Most rpg's have some sort of 'home-made' protocol to send data to the client.
Very simplified example would be a packet payload of say for example {E3, xxxxxxxx,yyyyyyyy,zzzzzzzz}, where the E3 states it's a 'location' packet and all the bytes behind it are the coordinates.. (this is VERY simplified, don't expect it to be that easy).
So if you have a little experience in packet grabbing and protocol dissecting, you could place your char in a location, logout, start grabbing packets, log in, stop grabbing packet. save this packets trace as trace1. Log out again and repeat... save as packet trace 2. Compare packet trace 1 and 2. In those traces, the server will have told your client where on the map your character is. If you spawned at exactly the same place in both traces, somewhere in the packet grabs should be the same 3 values twice.
Three because player location data is always send in triplets, (ie. a point in a 3D space is always described by an X, Y and Z coordinate).
I hope one day L.Spiro will 'borrow' some code from wireshark and implement packet sniffing features in MHS. That combined with the searching features in MHS would leave all other 'game tools' far behind.
*Shameless wink at L.Spiro*
(should you start grabbing packet, log out in a location that has minimal moving object, a private guildhall would be best)
(EDIT: that chat session you logged may be clear text, but other packets could be encrypted, you should check with MHS, ollydbg and process Explorer if the executable doesn't load any encryption DLL's)
(EDIT2: a good indication of encryption is if you see your login credentials in the packet grabs, chances are quite good that no encryption is used)
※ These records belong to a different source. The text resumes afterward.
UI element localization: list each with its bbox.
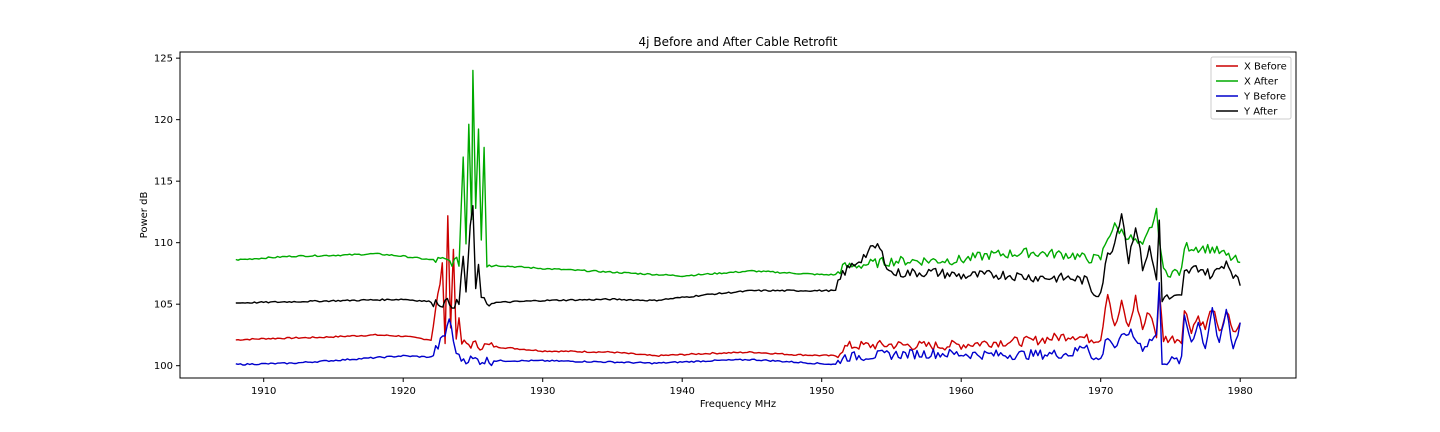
legend-label: Y After [1243,107,1278,118]
x-tick-label: 1920 [390,386,415,397]
x-tick-label: 1950 [809,386,834,397]
legend-label: X Before [1244,62,1287,73]
x-tick-label: 1970 [1088,386,1113,397]
series-line-y-before [235,282,1241,367]
series-line-x-after [235,69,1241,278]
series-line-x-before [235,215,1241,359]
series-layer [235,69,1241,367]
series-line-y-after [235,204,1241,309]
x-tick-label: 1980 [1227,386,1252,397]
x-tick-label: 1910 [251,386,276,397]
chart-title: 4j Before and After Cable Retrofit [639,35,838,49]
x-tick-label: 1940 [669,386,694,397]
y-tick-label: 120 [154,115,173,126]
legend-label: X After [1244,77,1279,88]
y-axis-title: Power dB [139,192,150,239]
legend: X Before X After Y Before Y After [1210,56,1292,120]
x-axis-title: Frequency MHz [700,399,776,410]
y-tick-label: 115 [154,177,173,188]
y-tick-label: 105 [154,300,173,311]
y-tick-label: 110 [154,238,173,249]
x-tick-label: 1960 [948,386,973,397]
y-tick-label: 125 [154,54,173,65]
legend-box [1210,56,1292,120]
x-axis: 1910 1920 1930 1940 1950 1960 1970 1980 [251,378,1253,397]
plot-area [179,51,1297,379]
y-axis: 100 105 110 115 120 125 [154,54,180,372]
legend-label: Y Before [1243,92,1286,103]
x-tick-label: 1930 [530,386,555,397]
y-tick-label: 100 [154,361,173,372]
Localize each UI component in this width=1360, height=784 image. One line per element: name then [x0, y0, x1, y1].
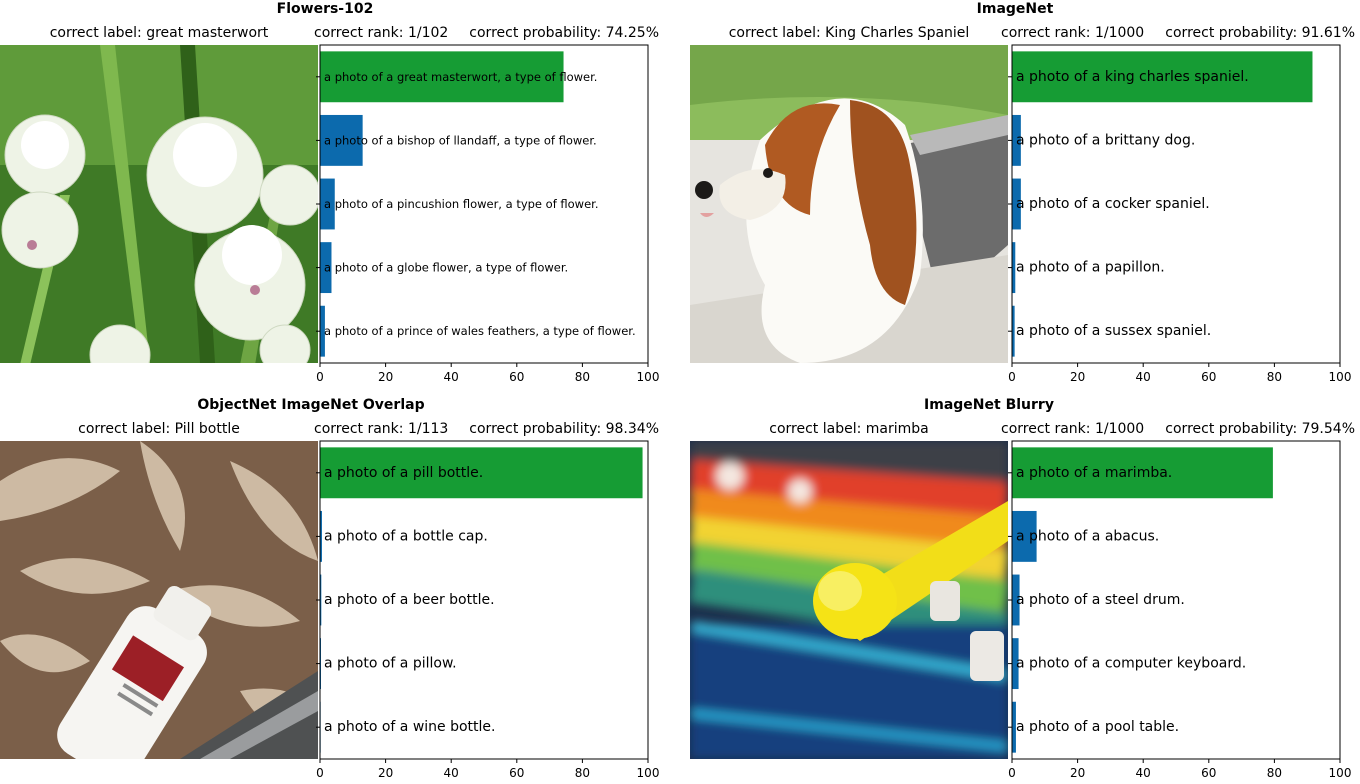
dog-photo — [690, 45, 1008, 363]
bar — [1012, 178, 1021, 230]
correct-probability: correct probability: 91.61% — [1165, 25, 1355, 41]
bar — [1012, 701, 1016, 753]
x-tick-label: 80 — [575, 766, 590, 780]
x-tick-label: 60 — [1201, 766, 1216, 780]
correct-probability: correct probability: 79.54% — [1165, 421, 1355, 437]
x-tick-label: 40 — [444, 370, 459, 384]
bar-label: a photo of a computer keyboard. — [1016, 656, 1246, 672]
bar — [320, 574, 322, 626]
x-tick-label: 100 — [1329, 766, 1352, 780]
panel-title: ImageNet — [976, 1, 1054, 17]
bar-chart-imagenet: a photo of a king charles spaniel. a phot… — [1008, 44, 1352, 384]
bar-chart-objectnet: a photo of a pill bottle. a photo of a bo… — [316, 440, 660, 780]
bar-label: a photo of a bottle cap. — [324, 528, 488, 544]
bar-label: a photo of a pincushion flower, a type o… — [324, 197, 599, 211]
bar-label: a photo of a bishop of llandaff, a type … — [324, 133, 597, 147]
bar-label: a photo of a brittany dog. — [1016, 132, 1195, 148]
x-tick-label: 100 — [1329, 370, 1352, 384]
bar-label: a photo of a king charles spaniel. — [1016, 69, 1249, 85]
x-tick-label: 60 — [509, 766, 524, 780]
correct-probability: correct probability: 74.25% — [469, 25, 659, 41]
bar — [1012, 510, 1037, 562]
correct-label: correct label: King Charles Spaniel — [728, 25, 970, 41]
bar-label: a photo of a great masterwort, a type of… — [324, 70, 597, 84]
bar — [1012, 114, 1021, 166]
x-tick-label: 80 — [1267, 766, 1282, 780]
correct-probability: correct probability: 98.34% — [469, 421, 659, 437]
x-tick-label: 100 — [637, 766, 660, 780]
correct-rank: correct rank: 1/113 — [314, 421, 449, 437]
bar — [320, 305, 325, 357]
bar — [320, 510, 322, 562]
x-tick-label: 80 — [575, 370, 590, 384]
x-tick-label: 100 — [637, 370, 660, 384]
bar-label: a photo of a globe flower, a type of flo… — [324, 261, 568, 275]
bar — [1012, 447, 1273, 499]
bar — [320, 242, 332, 294]
bar-label: a photo of a pillow. — [324, 656, 457, 672]
flowers-photo — [0, 45, 318, 363]
bar-label: a photo of a sussex spaniel. — [1016, 323, 1211, 339]
bar-label: a photo of a abacus. — [1016, 528, 1159, 544]
bar-label: a photo of a pool table. — [1016, 719, 1179, 735]
axes-frame — [319, 44, 649, 364]
axes-frame — [319, 440, 649, 760]
x-tick-label: 20 — [378, 370, 393, 384]
x-tick-label: 20 — [1070, 370, 1085, 384]
x-tick-label: 40 — [1136, 766, 1151, 780]
bar — [320, 178, 335, 230]
x-tick-label: 0 — [1008, 370, 1016, 384]
correct-rank: correct rank: 1/1000 — [1001, 25, 1145, 41]
bar-label: a photo of a papillon. — [1016, 260, 1165, 276]
bar-chart-flowers: a photo of a great masterwort, a type of… — [316, 44, 660, 384]
bar — [1012, 242, 1016, 294]
bar-label: a photo of a marimba. — [1016, 465, 1172, 481]
bar — [320, 447, 643, 499]
x-tick-label: 0 — [316, 766, 324, 780]
bar-label: a photo of a steel drum. — [1016, 592, 1185, 608]
correct-label: correct label: marimba — [769, 421, 929, 437]
bar — [1012, 305, 1015, 357]
x-tick-label: 60 — [1201, 370, 1216, 384]
bar — [1012, 51, 1313, 103]
x-tick-label: 0 — [1008, 766, 1016, 780]
bar-label: a photo of a beer bottle. — [324, 592, 495, 608]
correct-rank: correct rank: 1/102 — [314, 25, 449, 41]
panel-title: ObjectNet ImageNet Overlap — [197, 397, 425, 413]
bar — [320, 114, 363, 166]
axes-frame — [1011, 440, 1341, 760]
correct-rank: correct rank: 1/1000 — [1001, 421, 1145, 437]
panel-title: Flowers-102 — [276, 1, 374, 17]
bar-label: a photo of a wine bottle. — [324, 719, 496, 735]
bar-label: a photo of a pill bottle. — [324, 465, 483, 481]
bar-label: a photo of a cocker spaniel. — [1016, 196, 1210, 212]
bar — [1012, 574, 1020, 626]
x-tick-label: 0 — [316, 370, 324, 384]
x-tick-label: 80 — [1267, 370, 1282, 384]
x-tick-label: 60 — [509, 370, 524, 384]
panel-title: ImageNet Blurry — [924, 397, 1054, 413]
marimba-photo — [690, 441, 1008, 759]
correct-label: correct label: great masterwort — [49, 25, 269, 41]
axes-frame — [1011, 44, 1341, 364]
bar — [1012, 638, 1019, 690]
correct-label: correct label: Pill bottle — [78, 421, 240, 437]
x-tick-label: 20 — [378, 766, 393, 780]
bar-label: a photo of a prince of wales feathers, a… — [324, 324, 636, 338]
bottle-photo — [0, 441, 318, 759]
x-tick-label: 40 — [444, 766, 459, 780]
x-tick-label: 20 — [1070, 766, 1085, 780]
x-tick-label: 40 — [1136, 370, 1151, 384]
bar — [320, 51, 564, 103]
(EDIT3: other possible means of finding out stuff is to log calls to any winsock or other calls that send packets. Try to see the conversation between your client and the server when you press an arrow key in game. Your client should send a 'movement' packet and the server should send a 'ok, client please redraw your screen' packet'. Try resending the 'movement' packet with WPEpro (once you have found it).